Data quality assessment and reporting –at least possible- measurements can at best be approximations. It is necessary to re-define most of the data quality metrics based on the specific characteristics of the data project so that those metrics can have a clear meaning, be measured (good approximation) and be used for evaluating the alternative strategies for data quality improvement.
Eventually, due to the volume of underlying data, it is not uncommon to find out that some desired data was not captured or is not available for other reasons (such as high cost, delay in getting it, etc.). It is ironical but true that data availability continues to be a prominent data quality concern in the Big Data era.

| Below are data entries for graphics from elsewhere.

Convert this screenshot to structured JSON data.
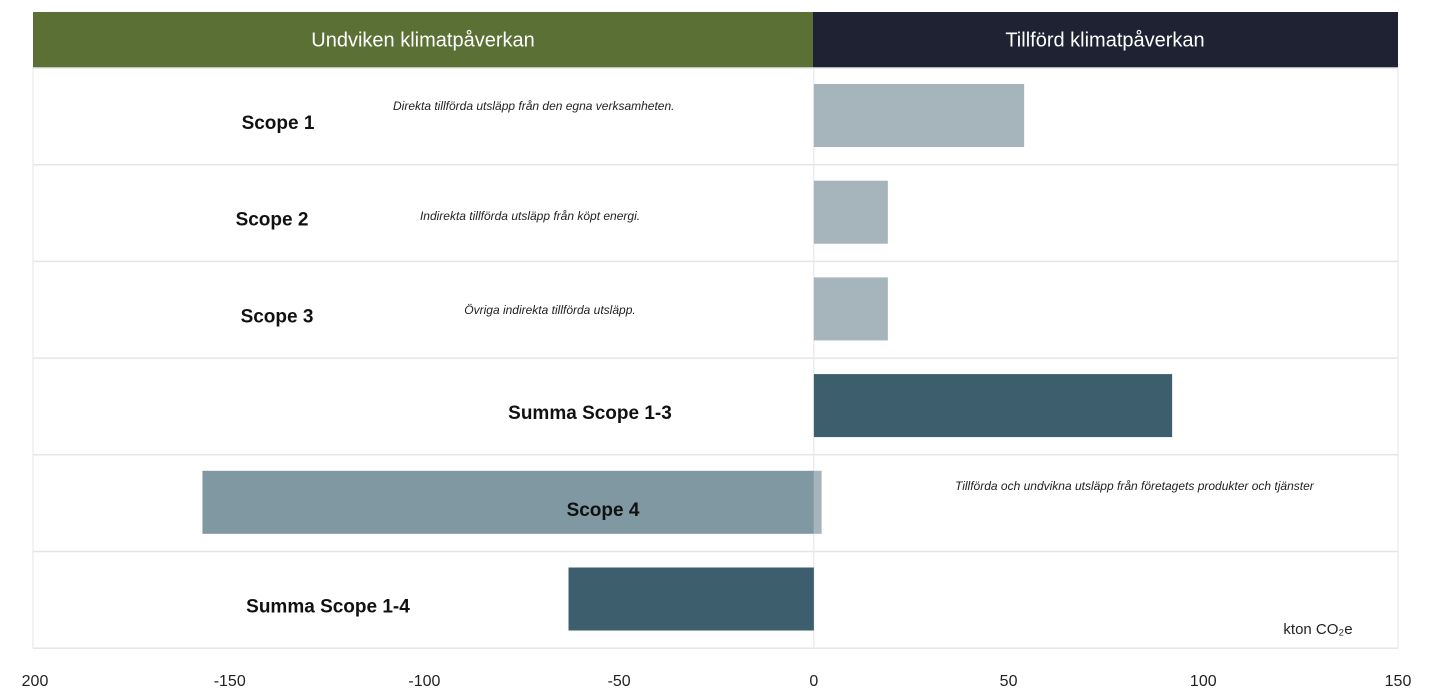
{
  "chart_data": {
    "type": "diverging-bar",
    "header_left": "Undviken klimatpåverkan",
    "header_right": "Tillförd klimatpåverkan",
    "categories": [
      "Scope 1",
      "Scope 2",
      "Scope 3",
      "Summa Scope 1-3",
      "Scope 4",
      "Summa Scope 1-4"
    ],
    "descriptions": [
      "Direkta tillförda utsläpp från den egna verksamheten.",
      "Indirekta tillförda utsläpp från köpt energi.",
      "Övriga indirekta tillförda utsläpp.",
      null,
      "Tillförda och undvikna utsläpp från företagets produkter och tjänster",
      null
    ],
    "series": [
      {
        "name": "Tillförd klimatpåverkan",
        "colors": [
          "#a6b5bc",
          "#a6b5bc",
          "#a6b5bc",
          "#3c5e6d",
          "#a6b5bc",
          null
        ],
        "values": [
          54,
          19,
          19,
          92,
          2,
          null
        ]
      },
      {
        "name": "Undviken klimatpåverkan",
        "colors": [
          null,
          null,
          null,
          null,
          "#7f98a2",
          "#3c5e6d"
        ],
        "values": [
          null,
          null,
          null,
          null,
          -157,
          -63
        ]
      }
    ],
    "unit_label": "kton CO₂e",
    "xlim": [
      -200,
      150
    ],
    "xticks": [
      {
        "value": -200,
        "label": "200"
      },
      -150,
      -100,
      -50,
      0,
      50,
      100,
      150
    ]
  }
}
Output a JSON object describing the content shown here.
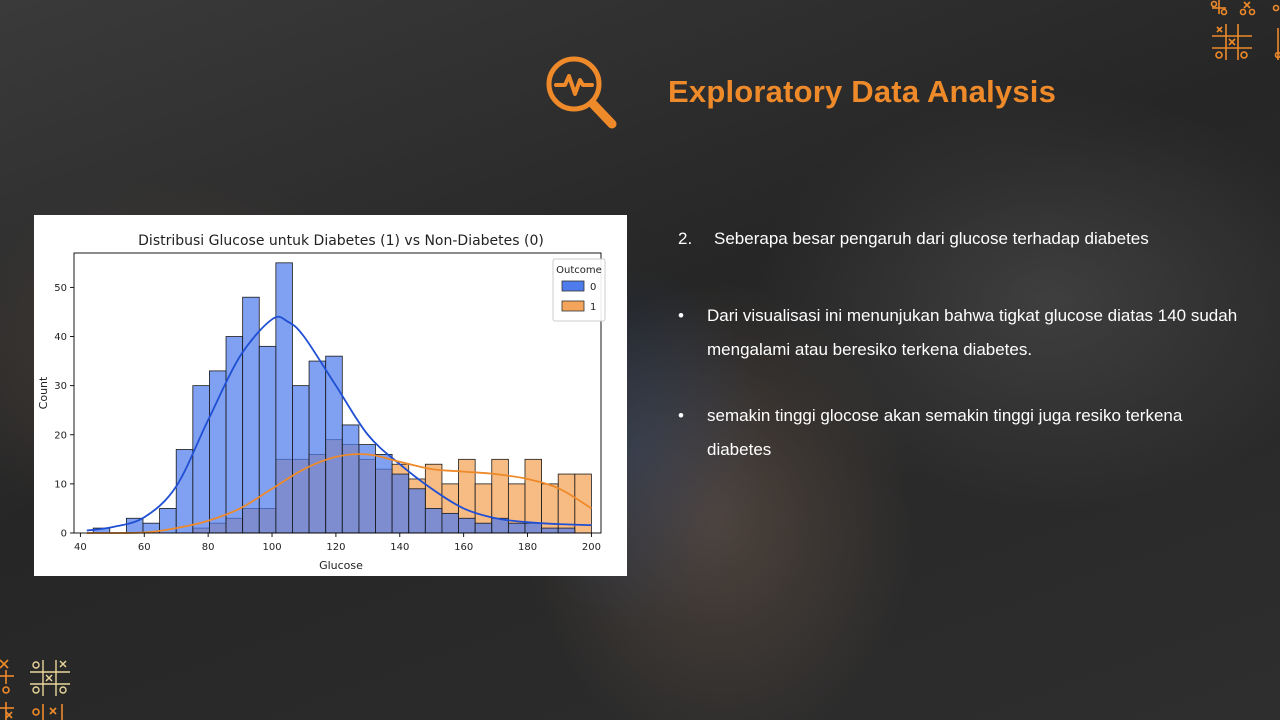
{
  "slide": {
    "title": "Exploratory Data Analysis",
    "title_icon": "magnifier-pulse-icon",
    "accent_color": "#ee8a2a",
    "question_number": "2.",
    "question": "Seberapa besar pengaruh dari glucose terhadap diabetes",
    "bullets": [
      {
        "symbol": "•",
        "text": "Dari visualisasi ini menunjukan bahwa tigkat glucose diatas 140 sudah mengalami atau beresiko terkena diabetes."
      },
      {
        "symbol": "•",
        "text": "semakin tinggi glocose akan semakin tinggi juga resiko terkena diabetes"
      }
    ]
  },
  "chart_data": {
    "type": "bar",
    "title": "Distribusi Glucose untuk Diabetes (1) vs Non-Diabetes (0)",
    "xlabel": "Glucose",
    "ylabel": "Count",
    "xlim": [
      38,
      203
    ],
    "ylim": [
      0,
      57
    ],
    "xticks": [
      40,
      60,
      80,
      100,
      120,
      140,
      160,
      180,
      200
    ],
    "yticks": [
      0,
      10,
      20,
      30,
      40,
      50
    ],
    "bin_start": 44,
    "bin_width": 5.2,
    "legend": {
      "title": "Outcome",
      "placement": "top-right"
    },
    "series": [
      {
        "name": "0",
        "color": "#4f7cec",
        "kde_color": "#1f4fd4",
        "values": [
          1,
          0,
          3,
          2,
          5,
          17,
          30,
          33,
          40,
          48,
          38,
          55,
          30,
          35,
          36,
          22,
          18,
          16,
          12,
          9,
          5,
          4,
          3,
          2,
          3,
          2,
          2,
          1,
          1,
          0
        ]
      },
      {
        "name": "1",
        "color": "#f4a55b",
        "kde_color": "#ee8a2a",
        "values": [
          0,
          0,
          0,
          0,
          0,
          0,
          1,
          2,
          3,
          5,
          5,
          15,
          15,
          16,
          19,
          18,
          15,
          13,
          14,
          11,
          14,
          10,
          15,
          10,
          15,
          10,
          15,
          10,
          12,
          12
        ]
      }
    ],
    "kde": {
      "0": {
        "x": [
          42,
          50,
          60,
          70,
          80,
          90,
          100,
          105,
          110,
          120,
          130,
          140,
          150,
          160,
          170,
          180,
          190,
          200
        ],
        "y": [
          0.5,
          1.2,
          3.2,
          9.5,
          23,
          36,
          43.5,
          43,
          40,
          30,
          20,
          14,
          9,
          5,
          3,
          2.2,
          1.8,
          1.6
        ]
      },
      "1": {
        "x": [
          42,
          60,
          70,
          80,
          90,
          100,
          110,
          120,
          130,
          140,
          150,
          160,
          170,
          180,
          190,
          200
        ],
        "y": [
          0,
          0.1,
          1,
          2.5,
          5,
          9,
          13,
          15.5,
          16,
          14.5,
          13,
          12.5,
          12,
          11,
          9,
          5
        ]
      }
    }
  }
}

Very often is difficult to monitor data quality due to the fast pace of data generation when requiring reasonable overhead for time and resources (storage, compute, human effort, etc.). In such scenarios, you need to define data quality metrics so that they are relevant as well as feasible, especially in the real-time context.
Sampling can help you gain speed for the data quality efforts, but this comes at the cost of a bias because of the fact that samples are rarely an accurate representation of the entire data. Lesser samples will give higher speed, but with a larger bias.
Perhaps the biggest data quality issues in any data project are that the data includes several data types (structured, semi-structured, and unstructured) coming in from different data sources.
Semantic differences and syntactic inconsistencies due to the variety of sources are key elements to consider when applying any data quality process within Variety.
Thus, often a single data quality metric will not be applicable for the entire data; best alternative is defining quality metrics for each data type.